Sunday, May 03, 2015 7:01:27 AM
Scientists at Northwestern and Harvard universities say they’ve made a discovery that could lead to a blood test to predict cancer years before it’s diagnosed.
They linked changes in blood cell telomeres — protective caps on DNA strands that are a biological marker of aging — to later development of cancer.
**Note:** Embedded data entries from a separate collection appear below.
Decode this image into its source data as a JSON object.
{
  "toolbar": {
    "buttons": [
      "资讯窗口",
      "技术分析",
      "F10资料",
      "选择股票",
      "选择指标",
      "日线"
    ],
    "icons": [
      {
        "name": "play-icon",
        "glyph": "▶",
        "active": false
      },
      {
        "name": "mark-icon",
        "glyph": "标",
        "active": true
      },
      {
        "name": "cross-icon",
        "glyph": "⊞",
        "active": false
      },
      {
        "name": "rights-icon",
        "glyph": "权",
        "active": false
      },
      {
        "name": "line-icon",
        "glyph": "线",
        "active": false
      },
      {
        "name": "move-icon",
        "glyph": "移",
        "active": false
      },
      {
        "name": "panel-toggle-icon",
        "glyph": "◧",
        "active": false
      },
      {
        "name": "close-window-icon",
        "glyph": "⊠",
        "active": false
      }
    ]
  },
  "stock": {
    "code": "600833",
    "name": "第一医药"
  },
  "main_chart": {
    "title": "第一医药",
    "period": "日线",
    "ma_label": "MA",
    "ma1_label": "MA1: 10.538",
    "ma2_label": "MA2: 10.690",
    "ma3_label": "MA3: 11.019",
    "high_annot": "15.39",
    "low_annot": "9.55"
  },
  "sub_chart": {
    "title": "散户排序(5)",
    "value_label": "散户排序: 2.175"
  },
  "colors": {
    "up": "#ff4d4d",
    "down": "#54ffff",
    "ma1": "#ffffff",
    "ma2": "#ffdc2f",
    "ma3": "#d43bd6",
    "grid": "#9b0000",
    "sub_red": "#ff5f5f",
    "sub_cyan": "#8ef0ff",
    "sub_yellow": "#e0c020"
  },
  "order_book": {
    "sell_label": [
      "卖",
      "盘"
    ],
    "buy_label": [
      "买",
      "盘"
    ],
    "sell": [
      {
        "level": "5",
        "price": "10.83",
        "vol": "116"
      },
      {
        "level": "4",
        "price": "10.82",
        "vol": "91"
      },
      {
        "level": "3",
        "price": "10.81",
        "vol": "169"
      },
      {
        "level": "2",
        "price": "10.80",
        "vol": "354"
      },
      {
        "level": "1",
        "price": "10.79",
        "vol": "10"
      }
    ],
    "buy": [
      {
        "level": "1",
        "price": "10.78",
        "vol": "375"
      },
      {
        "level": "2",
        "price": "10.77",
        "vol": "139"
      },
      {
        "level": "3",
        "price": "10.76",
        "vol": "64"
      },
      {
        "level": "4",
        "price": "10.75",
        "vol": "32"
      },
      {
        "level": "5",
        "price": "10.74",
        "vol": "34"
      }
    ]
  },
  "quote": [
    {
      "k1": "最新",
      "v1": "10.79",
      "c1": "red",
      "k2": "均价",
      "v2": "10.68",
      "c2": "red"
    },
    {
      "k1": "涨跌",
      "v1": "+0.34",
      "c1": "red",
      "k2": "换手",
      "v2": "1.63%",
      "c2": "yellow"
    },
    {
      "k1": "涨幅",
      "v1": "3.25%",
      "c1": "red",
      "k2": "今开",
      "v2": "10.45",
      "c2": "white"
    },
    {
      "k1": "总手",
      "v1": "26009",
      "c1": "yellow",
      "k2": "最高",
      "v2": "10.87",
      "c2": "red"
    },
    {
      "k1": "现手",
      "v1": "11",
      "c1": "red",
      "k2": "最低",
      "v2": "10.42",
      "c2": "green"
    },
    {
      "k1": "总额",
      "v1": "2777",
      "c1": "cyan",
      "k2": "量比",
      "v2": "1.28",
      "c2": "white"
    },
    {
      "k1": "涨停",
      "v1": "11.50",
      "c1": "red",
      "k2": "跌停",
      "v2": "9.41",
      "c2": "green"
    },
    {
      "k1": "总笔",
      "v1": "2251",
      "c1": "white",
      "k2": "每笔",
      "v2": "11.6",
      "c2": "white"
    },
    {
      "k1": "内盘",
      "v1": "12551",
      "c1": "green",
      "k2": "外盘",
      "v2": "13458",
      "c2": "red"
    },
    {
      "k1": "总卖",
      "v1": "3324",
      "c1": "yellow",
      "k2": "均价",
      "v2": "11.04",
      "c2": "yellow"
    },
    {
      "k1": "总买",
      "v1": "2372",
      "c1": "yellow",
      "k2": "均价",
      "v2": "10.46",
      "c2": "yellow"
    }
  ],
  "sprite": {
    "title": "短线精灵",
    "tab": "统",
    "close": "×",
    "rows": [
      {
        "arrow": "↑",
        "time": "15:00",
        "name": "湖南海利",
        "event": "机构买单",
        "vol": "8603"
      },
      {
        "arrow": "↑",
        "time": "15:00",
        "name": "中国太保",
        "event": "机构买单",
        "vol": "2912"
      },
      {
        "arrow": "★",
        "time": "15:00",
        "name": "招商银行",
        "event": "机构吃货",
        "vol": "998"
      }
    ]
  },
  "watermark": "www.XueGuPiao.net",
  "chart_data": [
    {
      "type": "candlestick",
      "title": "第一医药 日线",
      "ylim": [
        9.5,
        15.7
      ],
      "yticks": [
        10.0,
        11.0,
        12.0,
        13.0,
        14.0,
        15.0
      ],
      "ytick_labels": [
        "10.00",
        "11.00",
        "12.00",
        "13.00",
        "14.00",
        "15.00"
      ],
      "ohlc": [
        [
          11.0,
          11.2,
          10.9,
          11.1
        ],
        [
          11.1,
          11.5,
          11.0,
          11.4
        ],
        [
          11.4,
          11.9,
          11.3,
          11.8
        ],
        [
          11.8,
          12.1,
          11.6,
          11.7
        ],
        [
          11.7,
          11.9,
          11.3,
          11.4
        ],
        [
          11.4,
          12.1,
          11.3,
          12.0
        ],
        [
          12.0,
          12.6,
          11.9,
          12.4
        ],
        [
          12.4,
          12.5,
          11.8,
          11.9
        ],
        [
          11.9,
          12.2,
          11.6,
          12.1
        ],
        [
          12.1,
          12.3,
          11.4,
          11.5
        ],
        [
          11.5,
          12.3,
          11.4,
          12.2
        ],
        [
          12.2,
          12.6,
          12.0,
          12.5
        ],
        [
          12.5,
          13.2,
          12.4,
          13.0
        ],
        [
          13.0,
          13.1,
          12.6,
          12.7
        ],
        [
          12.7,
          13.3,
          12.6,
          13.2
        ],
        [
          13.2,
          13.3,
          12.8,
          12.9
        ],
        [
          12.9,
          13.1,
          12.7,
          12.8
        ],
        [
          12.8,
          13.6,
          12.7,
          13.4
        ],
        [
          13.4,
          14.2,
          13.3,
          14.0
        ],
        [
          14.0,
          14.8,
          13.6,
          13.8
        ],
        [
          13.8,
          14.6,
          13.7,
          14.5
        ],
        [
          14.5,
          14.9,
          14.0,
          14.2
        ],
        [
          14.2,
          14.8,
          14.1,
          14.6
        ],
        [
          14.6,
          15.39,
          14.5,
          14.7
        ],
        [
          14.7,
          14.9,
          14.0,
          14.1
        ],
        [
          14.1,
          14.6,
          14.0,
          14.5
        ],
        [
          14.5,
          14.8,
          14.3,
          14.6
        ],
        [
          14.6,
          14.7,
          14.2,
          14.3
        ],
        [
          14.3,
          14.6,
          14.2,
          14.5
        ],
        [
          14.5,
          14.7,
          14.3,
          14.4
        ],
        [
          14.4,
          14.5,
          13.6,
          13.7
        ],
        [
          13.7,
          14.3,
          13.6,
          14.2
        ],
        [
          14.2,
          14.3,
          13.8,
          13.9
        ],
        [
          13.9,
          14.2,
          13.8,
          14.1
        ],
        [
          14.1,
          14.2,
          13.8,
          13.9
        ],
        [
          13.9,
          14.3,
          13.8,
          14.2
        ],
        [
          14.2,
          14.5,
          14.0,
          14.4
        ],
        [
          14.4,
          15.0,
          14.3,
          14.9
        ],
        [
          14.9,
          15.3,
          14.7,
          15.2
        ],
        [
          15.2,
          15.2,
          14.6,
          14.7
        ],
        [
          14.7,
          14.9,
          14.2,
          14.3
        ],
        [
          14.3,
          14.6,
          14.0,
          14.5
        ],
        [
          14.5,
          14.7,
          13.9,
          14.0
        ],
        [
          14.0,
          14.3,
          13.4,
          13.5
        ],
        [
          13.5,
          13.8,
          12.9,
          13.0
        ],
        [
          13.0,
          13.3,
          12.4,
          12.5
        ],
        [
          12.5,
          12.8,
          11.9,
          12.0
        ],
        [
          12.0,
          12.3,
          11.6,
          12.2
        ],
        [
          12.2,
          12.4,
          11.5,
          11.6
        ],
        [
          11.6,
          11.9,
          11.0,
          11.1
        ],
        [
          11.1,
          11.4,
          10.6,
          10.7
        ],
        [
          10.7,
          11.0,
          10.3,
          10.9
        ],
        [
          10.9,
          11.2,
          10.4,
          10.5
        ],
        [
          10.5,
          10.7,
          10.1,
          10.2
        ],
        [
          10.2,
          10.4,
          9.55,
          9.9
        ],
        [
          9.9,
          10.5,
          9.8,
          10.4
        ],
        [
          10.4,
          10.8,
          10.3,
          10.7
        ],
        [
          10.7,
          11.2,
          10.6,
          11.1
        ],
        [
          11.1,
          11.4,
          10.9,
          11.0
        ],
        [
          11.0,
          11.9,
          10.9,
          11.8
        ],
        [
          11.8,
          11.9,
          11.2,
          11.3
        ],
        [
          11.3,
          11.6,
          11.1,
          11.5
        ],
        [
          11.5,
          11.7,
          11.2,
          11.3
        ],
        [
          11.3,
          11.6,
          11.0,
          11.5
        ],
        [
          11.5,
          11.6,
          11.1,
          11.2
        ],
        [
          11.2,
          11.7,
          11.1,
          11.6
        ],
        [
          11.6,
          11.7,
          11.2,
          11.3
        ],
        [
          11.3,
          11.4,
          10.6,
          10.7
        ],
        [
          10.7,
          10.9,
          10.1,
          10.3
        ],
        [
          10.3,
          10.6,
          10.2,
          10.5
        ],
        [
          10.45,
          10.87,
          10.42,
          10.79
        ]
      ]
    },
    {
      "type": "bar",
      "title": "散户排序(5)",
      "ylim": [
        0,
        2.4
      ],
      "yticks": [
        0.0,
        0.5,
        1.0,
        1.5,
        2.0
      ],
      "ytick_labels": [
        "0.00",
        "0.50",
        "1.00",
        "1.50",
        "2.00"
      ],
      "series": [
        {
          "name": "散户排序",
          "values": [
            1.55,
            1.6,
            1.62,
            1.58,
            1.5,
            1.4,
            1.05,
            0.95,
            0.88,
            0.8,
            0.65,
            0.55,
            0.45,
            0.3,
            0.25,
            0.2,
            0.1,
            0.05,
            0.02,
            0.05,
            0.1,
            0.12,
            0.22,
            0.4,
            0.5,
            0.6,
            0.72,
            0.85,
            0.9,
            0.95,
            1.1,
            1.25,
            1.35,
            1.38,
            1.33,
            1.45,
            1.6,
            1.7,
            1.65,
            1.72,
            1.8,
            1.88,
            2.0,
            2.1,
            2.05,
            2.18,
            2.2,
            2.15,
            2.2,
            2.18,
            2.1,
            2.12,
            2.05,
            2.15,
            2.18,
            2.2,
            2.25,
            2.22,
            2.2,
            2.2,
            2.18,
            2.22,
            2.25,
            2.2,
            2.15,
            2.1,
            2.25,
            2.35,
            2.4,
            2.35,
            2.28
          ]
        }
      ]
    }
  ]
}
Telomeres shrink with age. In people who later were diagnosed with cancer, they initially shrank much faster — appearing to be 15 years older than those in people who didn’t develop cancer. Then, three or four years before cancer was found in these people, the shrinking, or aging, of the telomeres stopped.
“Understanding this pattern of telomere growth may mean it can be a predictive biomarker for cancer,” said Dr. Lifang Hou, a professor of preventive medicine at Northwestern’s Feinberg School of Medicine who was the lead author of the study reported Thursday in the journal EBioMedicine.
Dr. Lifang Hou, Northwestern University
Dr. Lifang Hou, Northwestern University
“Because we saw a strong relationship in the pattern across a wide variety of cancers, with the right testing, these procedures could be used to eventually diagnose a wide variety of cancers,” Hou said.
The research was described as the first to examine telomere changes over a broad span of time — 13 years — in people later diagnosed with cancer. The scientists measured telomeres in 792 people — 135 of them later were diagnosed with prostate, skin, lung, leukemia and other cancers.
Every time a cell divides, telomeres get shorter. With age, a body’s cells have divided more — and the telomeres have gotten shorter. Cancer cells divide and grow more rapidly than normal cells. So scientists wondered: Why don’t the telomeres get so short they finally disappear?
“We found cancer has hijacked the telomere-shortening in order to flourish in the body,” Hou said.
What’s still not clear is how. If scientists can figure that out, Hou said they might one day be able to develop treatments that would, instead, cause cancer cells to self-destruct but not damage healthy cells.